Scènes

Emile Parisien et les sauvages

Le quartet du saxophoniste est passé à l’action à Valence


La programmation de Jazz Action Valence de cette saison 2019-2020 a ouvert les hostilités avec le plus célèbre des quartets de l’Hexagone.

L’Emile Parisien 4tet est monté sur scène gonflé à bloc pour défendre le répertoire de Double Screening, son dernier album en date (ACT, 2018). Rodé par des mois de tournée, le groupe n’a pas mis longtemps à investir la scène et captiver la salle.

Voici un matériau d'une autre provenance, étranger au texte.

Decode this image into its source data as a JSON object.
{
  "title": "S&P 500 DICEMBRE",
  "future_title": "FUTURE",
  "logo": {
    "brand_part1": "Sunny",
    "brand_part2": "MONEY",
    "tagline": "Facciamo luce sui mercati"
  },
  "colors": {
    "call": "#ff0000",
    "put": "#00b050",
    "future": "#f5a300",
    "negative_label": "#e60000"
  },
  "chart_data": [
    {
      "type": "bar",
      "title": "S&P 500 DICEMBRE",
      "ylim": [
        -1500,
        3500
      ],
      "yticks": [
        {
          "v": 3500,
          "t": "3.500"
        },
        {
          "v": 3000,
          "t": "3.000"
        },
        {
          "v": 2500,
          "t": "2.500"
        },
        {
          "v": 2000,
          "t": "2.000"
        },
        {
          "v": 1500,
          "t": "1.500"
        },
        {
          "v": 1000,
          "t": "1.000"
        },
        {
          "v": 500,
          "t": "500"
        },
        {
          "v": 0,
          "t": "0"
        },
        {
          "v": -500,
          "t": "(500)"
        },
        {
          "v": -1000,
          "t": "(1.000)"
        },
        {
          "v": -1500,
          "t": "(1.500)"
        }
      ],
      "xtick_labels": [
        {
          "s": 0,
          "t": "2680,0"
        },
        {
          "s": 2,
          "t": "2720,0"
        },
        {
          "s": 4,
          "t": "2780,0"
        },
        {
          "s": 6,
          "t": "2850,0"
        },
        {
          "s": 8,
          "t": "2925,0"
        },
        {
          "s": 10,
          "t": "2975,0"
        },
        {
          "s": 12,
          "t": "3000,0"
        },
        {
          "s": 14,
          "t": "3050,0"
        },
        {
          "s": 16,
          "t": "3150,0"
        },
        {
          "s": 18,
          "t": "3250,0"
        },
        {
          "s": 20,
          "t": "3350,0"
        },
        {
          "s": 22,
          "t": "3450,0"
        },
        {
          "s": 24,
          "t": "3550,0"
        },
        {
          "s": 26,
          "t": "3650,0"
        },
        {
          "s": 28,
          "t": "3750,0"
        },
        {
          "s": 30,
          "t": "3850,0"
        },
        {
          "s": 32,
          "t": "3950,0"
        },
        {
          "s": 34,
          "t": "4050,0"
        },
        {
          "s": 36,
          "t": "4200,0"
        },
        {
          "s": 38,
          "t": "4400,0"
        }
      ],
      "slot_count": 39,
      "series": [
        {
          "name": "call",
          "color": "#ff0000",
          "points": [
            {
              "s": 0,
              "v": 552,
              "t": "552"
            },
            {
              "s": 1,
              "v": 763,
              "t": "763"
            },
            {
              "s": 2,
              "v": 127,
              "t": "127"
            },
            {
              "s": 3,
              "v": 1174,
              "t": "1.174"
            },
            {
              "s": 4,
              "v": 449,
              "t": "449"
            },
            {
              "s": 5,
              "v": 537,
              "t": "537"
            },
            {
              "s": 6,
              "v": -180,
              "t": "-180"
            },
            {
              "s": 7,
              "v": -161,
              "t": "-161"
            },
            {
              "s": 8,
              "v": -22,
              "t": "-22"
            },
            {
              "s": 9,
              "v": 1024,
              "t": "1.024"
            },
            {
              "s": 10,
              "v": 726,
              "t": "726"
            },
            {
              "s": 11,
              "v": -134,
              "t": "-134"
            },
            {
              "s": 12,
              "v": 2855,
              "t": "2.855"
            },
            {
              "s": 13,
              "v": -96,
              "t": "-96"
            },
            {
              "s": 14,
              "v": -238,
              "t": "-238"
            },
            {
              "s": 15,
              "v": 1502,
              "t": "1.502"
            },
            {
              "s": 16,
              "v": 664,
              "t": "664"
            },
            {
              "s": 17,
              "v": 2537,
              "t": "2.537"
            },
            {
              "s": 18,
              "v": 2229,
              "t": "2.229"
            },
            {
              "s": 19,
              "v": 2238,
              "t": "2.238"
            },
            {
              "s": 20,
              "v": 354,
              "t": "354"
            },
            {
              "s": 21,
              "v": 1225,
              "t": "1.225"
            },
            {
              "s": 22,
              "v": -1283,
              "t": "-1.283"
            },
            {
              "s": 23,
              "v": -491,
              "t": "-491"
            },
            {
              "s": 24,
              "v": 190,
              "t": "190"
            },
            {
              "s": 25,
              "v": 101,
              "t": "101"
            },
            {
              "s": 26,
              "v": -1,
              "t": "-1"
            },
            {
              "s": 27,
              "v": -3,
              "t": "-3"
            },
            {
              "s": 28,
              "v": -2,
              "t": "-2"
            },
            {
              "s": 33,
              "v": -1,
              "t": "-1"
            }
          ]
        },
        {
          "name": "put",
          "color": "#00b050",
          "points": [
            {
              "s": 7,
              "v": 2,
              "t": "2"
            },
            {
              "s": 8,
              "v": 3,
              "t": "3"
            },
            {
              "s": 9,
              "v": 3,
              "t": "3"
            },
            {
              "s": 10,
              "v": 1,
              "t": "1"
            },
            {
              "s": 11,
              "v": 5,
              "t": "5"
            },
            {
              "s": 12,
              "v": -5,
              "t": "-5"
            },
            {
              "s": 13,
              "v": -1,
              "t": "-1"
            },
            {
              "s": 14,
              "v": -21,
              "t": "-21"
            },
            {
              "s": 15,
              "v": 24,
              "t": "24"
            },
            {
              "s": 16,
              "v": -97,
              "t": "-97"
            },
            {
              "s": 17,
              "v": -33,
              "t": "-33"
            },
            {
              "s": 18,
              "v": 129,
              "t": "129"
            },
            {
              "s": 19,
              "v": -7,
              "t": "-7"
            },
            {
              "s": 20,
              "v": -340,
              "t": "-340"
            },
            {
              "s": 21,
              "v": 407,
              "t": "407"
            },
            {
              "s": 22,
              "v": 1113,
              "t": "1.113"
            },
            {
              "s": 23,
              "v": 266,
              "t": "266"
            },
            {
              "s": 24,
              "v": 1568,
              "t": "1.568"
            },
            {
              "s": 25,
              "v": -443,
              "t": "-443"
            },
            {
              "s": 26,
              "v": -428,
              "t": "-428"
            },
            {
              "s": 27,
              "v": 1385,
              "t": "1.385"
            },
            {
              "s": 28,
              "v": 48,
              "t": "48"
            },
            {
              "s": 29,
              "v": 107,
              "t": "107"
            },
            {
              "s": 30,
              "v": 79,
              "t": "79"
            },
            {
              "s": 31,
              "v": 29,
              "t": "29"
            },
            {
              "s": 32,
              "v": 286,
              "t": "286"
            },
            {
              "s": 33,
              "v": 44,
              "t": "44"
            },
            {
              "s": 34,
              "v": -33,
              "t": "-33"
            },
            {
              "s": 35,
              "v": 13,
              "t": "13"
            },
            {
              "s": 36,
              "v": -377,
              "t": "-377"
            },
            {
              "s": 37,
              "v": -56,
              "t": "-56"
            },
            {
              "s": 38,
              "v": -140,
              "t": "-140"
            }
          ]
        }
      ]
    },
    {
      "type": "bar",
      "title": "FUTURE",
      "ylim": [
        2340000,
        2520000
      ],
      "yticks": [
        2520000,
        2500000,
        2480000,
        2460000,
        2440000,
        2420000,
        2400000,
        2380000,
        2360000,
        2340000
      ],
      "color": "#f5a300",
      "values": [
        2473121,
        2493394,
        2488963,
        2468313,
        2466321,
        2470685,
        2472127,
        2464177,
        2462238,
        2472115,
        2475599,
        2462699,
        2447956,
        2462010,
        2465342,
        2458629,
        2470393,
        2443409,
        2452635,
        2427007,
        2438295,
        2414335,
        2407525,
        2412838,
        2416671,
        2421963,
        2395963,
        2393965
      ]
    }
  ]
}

Ce répertoire est aussi le premier avec Julien Loutelier à la batterie, qui a aujourd’hui complètement pris sa place au sein du quartet. Succéder à Sylvain Darrifourcq n’est pas chose aisée. Venir mettre son grain de sel dans une recette qui a fait ses preuves et qui s’est bâti une telle identité, le tout sans la ternir, n’est pas à la portée de tout le monde. Mais le batteur est visiblement taillé dans le rare et permet au quartet de poursuivre sa voie, de garder sa touche et sa débordante créativité, tout en la réinventant avec une nouvelle distribution des cartes. En apportant dès son arrivée ses propres compositions, l’autre Julien du quartet annonce d’emblée qu’il n’est pas là pour pallier une absence, mais pour écrire sa part de l’Histoire par sa présence.

L’évolution musicale du quartet se manifeste à travers sa nouvelle version de « Chocolat-Citron », un titre enregistré sur Chien Guêpe en 2012 et ici tranché en 4 parts de Hashtag. La consistance de sa musique est identique et reconnaissable entre mille, mais elle a pris une couleur différente. Plus sauvage, moins policée, arrivée à un niveau de maîtrise inégalé malgré sa complexité, la musique du groupe prend un côté plus subversif dans sa forme.

Si l’on voulait résumer, on dirait que le quartet se tourne aujourd’hui plus franchement vers le jazz avec l’intention de lui secouer les puces, là où il aurait autrefois foulé les terres des musiques contemporaines improvisées. La nuance n’est pas minime. Et elle joue probablement un rôle dans le fait qu’on n’a jamais trop entendu le quartet d’Emile Parisien, et qu’on en redemande. Parce qu’il se renouvelle toujours et arrive encore à nous souffler comme si c’était la première fois.